By now, we should all be aware of the impact wearable technology has had on physical fitness. Activity trackers like the Nike FuelBand, FitBit Flex and Jawbone Up have revolutionized the way we workout, but wearables can do a lot more than make sure we’re burning enough calories. They can improve our hearing, restore our vision and keep our hearts ticking longer than ever before. And the best part is, these innovations are just beginning.
There used to be two options for people with hearing problems, invasive and expensive surgery or unwieldy hearing aids. Now, thanks to technological medical advances, the hearing-impaired have better ways to cope. One product in particular, the Sonitus SoundBite Hearing System, is set to have a huge impact on our eardrums.
The SoundBite uses bone conduction and wireless sound processing technology to help people with conductive hearing loss regain the ability to hear by transmitting audio waves through their mouth. That’s right, an unobtrusive microphone sits in the patient’s deaf ear, while a custom-made transmitter sends signals from the patient’s molars.
The mouthpiece enables wearers to hear by creating vibrations that are felt in the cochleae of both ears, bypassing the outer and middle ear altogether. While bone conduction isn’t a new method for treating the hearing impaired, the SoundBite is the first option that doesn’t involve surgery, making it a less costly and safer alternative.
Moving from the ears to the eyes, the Argus II Retinal Prosthesis gives limited sight to the visually impaired. Although the Argus II doesn’t address all causes of blindness or restore full sight to patients, the device can slow down the effects of degenerative eye diseases.
The Argus II works through a pair of glasses with a built-in camera that transmits external data to a device implanted in user’s optic nerve. Again, the Argus II doesn’t give the wearer 20/20 vision, but it does give them the ability to see shapes and detect their surroundings far better than a walking stick.
As far as internal medicine is concerned, Proteus Digital Health received FDA approval last year for its digital pill, which helps track how patients respond to medication. The system consists of an ingestible sensor, a patch worn on the body and an app installed on a smartphone or tablet.
According to an article in GigaOm, when the patient swallows the sensor along with medication, the magnesium and copper in the sensor react with the acid in the patient’s stomach to create a small electrical charge, allowing the sensor to communicate with the patch and app. The patient can track and log his medication and share the information with healthcare providers.
The BodyGuardian Remote Monitoring System (RMS) from Preventice is a wearable body sensor that allows physicians to remotely monitor a patient’s physiological data.
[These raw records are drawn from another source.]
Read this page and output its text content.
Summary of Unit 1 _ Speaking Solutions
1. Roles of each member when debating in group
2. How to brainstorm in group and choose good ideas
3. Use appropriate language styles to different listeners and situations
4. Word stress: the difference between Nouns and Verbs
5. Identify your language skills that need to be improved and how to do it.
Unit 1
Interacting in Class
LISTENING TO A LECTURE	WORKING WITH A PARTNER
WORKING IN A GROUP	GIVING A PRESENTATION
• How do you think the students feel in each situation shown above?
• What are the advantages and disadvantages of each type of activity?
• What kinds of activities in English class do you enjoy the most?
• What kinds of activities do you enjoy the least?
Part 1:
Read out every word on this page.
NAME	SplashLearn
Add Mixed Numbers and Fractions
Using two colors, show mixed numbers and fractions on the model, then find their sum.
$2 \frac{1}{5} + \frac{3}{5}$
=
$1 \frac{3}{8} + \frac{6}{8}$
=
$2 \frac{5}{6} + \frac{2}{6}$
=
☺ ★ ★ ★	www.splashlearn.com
A small sensor is attached to the patient’s chest to track heart rate, respiration rate and activity level, giving physicians and healthcare providers access to patient information with just a few clicks.
With many of these devices only in their first iteration, it’s exciting to think about what the future has in store. The SoundBite may shrink down to the size of a pesky broccoli floret stuck in your teeth. The Argus II could be the world’s most advanced contact lens. Protus pills could aid in cancer detection. And the BodyGuardian could keep track of your vital signs while adhering to the skin like a temporary tattoo. Who knows? The only thing we can say for sure is that mobile health is proving to be a real lifesaver.